Этот замысел сразу захватил Константина, Потом много раз мы ездили в монастырь на Афонскую гору, и всякий раз Константин с Мефодием подолгу уединялись в келье.
Наверху диеры послышался удар в колокол, и по палубе затопали матросы: утих ветер, и они полезли на мачты убирать паруса, — а по воде ударили весла. В воздухе тут же засвистели бичи надсмотрщиков и со смачным звуком легли на плечи и спины невольников. Ухом я уловил детский всхлип, и мое сердце сжалось от жалости: ударили мальчика-негуса, прикованного к скамейке как раз над моей каютой. Он был черен, но обладал выразительными глазами человека, в которых будто навеки застыли страх и страдание. Во время пути я тайком от надсмотрщиков и капитана Ктесия подкармливал его и повторял всякий раз про себя: «Боже, когда же на землю снизойдет твоя благодать для всех?..»
И вот тогда и пришла мне на ум мысль — попросить отца Константина освободить негуса от галерных цепей. Скажу — пусть, мол, нам прислуживает, а то одному мне тяжело… Заботы по хозяйству, хотя оно у нас немудреное, а много сил отнимает писание… Оказывается, дело это очень трудное!
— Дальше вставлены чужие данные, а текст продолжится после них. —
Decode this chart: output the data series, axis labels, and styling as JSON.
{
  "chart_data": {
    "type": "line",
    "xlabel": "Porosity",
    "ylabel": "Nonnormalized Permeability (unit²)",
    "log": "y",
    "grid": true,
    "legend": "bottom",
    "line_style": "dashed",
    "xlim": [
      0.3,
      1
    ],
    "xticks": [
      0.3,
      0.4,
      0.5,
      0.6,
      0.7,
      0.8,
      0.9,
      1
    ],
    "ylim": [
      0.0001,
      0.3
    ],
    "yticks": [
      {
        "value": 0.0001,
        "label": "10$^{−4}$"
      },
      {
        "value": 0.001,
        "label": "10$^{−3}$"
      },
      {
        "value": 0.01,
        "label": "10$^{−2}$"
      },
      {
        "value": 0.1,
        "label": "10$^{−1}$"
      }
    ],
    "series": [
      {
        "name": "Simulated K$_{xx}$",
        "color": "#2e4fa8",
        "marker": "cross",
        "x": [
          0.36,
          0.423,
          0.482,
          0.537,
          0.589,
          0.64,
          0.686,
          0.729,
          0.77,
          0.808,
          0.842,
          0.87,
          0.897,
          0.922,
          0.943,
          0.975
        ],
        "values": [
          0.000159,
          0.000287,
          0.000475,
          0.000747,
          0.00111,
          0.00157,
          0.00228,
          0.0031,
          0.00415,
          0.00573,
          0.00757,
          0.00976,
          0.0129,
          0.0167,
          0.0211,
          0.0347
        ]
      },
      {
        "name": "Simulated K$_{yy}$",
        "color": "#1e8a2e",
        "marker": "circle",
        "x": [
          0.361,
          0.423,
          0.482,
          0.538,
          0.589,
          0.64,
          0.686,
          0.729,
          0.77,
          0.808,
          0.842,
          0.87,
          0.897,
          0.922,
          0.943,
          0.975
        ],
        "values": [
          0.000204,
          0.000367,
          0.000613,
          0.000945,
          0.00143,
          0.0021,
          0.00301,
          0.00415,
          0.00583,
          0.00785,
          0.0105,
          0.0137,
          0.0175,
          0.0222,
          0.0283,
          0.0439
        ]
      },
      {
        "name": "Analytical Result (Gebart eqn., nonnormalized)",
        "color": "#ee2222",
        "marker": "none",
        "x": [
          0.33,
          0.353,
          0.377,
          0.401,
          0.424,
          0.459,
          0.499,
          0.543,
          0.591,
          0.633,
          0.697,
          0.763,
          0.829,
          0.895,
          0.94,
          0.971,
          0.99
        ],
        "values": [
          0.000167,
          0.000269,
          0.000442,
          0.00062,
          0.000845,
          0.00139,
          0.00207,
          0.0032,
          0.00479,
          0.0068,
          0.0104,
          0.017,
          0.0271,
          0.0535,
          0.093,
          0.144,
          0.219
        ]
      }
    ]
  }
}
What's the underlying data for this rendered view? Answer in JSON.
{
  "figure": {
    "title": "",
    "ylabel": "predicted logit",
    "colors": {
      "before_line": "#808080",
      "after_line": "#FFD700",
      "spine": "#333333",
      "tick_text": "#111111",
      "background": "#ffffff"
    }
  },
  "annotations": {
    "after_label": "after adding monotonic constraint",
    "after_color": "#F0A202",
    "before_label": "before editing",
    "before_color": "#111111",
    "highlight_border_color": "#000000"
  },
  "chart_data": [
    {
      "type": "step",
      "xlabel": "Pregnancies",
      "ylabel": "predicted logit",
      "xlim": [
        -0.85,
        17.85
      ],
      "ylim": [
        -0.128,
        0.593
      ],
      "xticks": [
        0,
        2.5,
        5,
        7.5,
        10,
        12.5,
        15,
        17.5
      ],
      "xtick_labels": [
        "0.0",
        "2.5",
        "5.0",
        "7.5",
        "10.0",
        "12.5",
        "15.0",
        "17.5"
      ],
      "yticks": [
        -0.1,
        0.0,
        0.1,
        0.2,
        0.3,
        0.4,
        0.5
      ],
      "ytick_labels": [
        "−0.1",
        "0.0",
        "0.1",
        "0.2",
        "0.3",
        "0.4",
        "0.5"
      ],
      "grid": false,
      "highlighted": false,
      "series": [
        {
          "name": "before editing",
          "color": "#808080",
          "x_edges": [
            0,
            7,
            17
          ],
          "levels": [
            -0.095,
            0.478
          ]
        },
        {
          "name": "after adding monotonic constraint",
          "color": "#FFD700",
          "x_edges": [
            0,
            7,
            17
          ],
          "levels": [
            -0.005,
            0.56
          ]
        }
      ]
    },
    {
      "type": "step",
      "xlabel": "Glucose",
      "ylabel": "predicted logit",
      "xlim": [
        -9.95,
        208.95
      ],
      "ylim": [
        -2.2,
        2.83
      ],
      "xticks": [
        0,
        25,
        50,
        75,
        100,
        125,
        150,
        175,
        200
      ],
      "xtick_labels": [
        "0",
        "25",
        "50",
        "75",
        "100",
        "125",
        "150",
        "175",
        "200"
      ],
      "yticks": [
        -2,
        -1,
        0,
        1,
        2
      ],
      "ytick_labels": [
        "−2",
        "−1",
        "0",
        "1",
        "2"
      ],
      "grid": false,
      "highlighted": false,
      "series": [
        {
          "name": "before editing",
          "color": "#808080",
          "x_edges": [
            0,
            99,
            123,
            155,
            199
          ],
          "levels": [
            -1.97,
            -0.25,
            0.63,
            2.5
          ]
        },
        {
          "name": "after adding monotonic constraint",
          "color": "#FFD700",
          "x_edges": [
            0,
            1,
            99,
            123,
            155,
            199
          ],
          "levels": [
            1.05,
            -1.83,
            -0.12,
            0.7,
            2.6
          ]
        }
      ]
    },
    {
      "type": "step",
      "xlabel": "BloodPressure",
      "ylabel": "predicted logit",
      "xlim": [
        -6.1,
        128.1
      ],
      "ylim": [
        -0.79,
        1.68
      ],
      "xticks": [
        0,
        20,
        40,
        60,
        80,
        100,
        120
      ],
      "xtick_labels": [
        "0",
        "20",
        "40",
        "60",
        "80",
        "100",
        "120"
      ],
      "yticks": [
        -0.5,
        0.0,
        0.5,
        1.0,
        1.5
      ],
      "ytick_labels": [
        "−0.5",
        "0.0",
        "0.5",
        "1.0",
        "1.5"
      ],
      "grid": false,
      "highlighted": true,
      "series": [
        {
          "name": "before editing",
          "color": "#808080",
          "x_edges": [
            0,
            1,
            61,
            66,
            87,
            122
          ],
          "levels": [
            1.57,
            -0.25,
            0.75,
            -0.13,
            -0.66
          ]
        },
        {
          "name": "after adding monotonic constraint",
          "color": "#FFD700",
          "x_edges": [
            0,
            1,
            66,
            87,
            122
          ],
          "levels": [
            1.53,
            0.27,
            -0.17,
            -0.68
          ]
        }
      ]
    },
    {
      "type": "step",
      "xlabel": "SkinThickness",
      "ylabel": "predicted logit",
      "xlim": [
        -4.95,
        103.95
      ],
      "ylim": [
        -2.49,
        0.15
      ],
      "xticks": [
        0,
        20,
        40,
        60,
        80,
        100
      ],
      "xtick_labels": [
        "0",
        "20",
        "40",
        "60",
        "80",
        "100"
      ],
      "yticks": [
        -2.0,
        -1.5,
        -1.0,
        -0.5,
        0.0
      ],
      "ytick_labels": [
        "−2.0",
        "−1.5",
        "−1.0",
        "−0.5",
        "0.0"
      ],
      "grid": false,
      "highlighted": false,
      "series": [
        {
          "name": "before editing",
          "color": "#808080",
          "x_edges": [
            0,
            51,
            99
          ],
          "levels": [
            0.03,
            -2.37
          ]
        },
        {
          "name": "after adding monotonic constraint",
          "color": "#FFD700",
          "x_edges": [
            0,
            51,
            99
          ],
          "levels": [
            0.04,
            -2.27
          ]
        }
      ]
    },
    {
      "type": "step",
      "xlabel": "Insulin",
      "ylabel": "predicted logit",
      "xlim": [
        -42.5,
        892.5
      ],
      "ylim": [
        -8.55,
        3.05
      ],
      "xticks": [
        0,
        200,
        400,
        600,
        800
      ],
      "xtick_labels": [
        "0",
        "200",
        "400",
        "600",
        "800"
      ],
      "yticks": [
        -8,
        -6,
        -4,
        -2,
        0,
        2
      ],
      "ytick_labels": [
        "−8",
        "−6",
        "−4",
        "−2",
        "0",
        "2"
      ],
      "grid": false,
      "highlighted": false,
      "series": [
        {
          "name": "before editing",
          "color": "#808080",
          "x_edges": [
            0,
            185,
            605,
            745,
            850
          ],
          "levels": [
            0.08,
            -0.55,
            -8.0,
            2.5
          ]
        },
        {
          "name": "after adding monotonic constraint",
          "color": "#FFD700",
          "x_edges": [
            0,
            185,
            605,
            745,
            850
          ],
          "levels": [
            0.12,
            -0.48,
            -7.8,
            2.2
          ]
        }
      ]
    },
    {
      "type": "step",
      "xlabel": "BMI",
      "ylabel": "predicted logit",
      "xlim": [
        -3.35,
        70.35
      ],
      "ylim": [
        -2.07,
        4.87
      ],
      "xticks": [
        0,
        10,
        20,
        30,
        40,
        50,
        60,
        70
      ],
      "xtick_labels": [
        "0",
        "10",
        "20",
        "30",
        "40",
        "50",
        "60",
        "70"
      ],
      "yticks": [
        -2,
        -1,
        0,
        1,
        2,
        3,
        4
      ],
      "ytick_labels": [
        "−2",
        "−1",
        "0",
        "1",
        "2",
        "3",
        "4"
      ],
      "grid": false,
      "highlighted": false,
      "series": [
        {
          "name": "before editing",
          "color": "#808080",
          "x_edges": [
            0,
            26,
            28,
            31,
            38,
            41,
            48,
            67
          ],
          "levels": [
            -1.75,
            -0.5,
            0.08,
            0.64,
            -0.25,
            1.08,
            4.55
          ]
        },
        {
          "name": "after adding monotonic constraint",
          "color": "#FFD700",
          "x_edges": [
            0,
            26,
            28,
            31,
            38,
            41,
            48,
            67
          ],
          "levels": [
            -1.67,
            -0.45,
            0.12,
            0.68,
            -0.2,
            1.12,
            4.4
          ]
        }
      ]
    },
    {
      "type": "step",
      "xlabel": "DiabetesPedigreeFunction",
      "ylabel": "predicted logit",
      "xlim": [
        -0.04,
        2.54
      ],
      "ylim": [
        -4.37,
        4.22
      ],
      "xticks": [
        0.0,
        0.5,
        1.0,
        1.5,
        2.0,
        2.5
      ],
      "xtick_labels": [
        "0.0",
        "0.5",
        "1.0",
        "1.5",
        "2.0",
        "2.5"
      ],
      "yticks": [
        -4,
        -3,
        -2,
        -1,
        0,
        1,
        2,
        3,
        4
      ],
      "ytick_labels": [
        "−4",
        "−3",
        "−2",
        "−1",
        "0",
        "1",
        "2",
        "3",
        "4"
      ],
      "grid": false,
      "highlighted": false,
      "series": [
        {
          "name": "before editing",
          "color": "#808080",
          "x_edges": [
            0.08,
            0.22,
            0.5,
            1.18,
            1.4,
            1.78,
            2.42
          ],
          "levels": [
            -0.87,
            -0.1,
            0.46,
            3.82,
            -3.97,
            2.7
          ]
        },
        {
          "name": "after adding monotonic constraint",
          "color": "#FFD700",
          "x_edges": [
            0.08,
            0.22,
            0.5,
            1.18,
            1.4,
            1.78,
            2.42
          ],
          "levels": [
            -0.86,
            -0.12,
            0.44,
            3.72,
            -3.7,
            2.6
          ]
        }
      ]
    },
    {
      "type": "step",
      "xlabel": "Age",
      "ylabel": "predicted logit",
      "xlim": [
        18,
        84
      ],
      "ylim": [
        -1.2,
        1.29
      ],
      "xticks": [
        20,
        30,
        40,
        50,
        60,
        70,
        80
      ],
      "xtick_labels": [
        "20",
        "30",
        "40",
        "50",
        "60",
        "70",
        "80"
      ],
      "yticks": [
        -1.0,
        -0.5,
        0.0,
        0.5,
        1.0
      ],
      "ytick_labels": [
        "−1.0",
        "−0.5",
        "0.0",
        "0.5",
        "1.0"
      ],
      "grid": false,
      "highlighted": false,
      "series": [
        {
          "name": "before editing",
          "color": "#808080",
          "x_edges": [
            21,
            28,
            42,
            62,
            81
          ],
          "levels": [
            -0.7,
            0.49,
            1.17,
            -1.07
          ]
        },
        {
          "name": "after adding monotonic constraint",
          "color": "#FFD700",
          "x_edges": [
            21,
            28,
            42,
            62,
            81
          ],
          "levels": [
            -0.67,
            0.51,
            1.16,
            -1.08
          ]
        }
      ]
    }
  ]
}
…Когда патриаршая власть переменилась, нам при дворце жить стало спокойней. Фотий добился, чтобы Константина освободили от обязательного присутствия при церемониях утреннего одевания императора, сопровождения его на конные прогулки, на Ипподром, в цирк, на загородную охоту, которая всегда тяготила философа, но, пожалуй, самой большой радостью для него стало разрешение не участвовать более в пиршественных оргиях в Триклине девятнадцати акувитов[59], которые заканчивались, как правило, дурашливым шествием по городу.
59
Триклин девятнадцати акувитов — один из главных залов Большого императорского дворца, где стояло девятнадцать акувитов, то есть столов для гостей.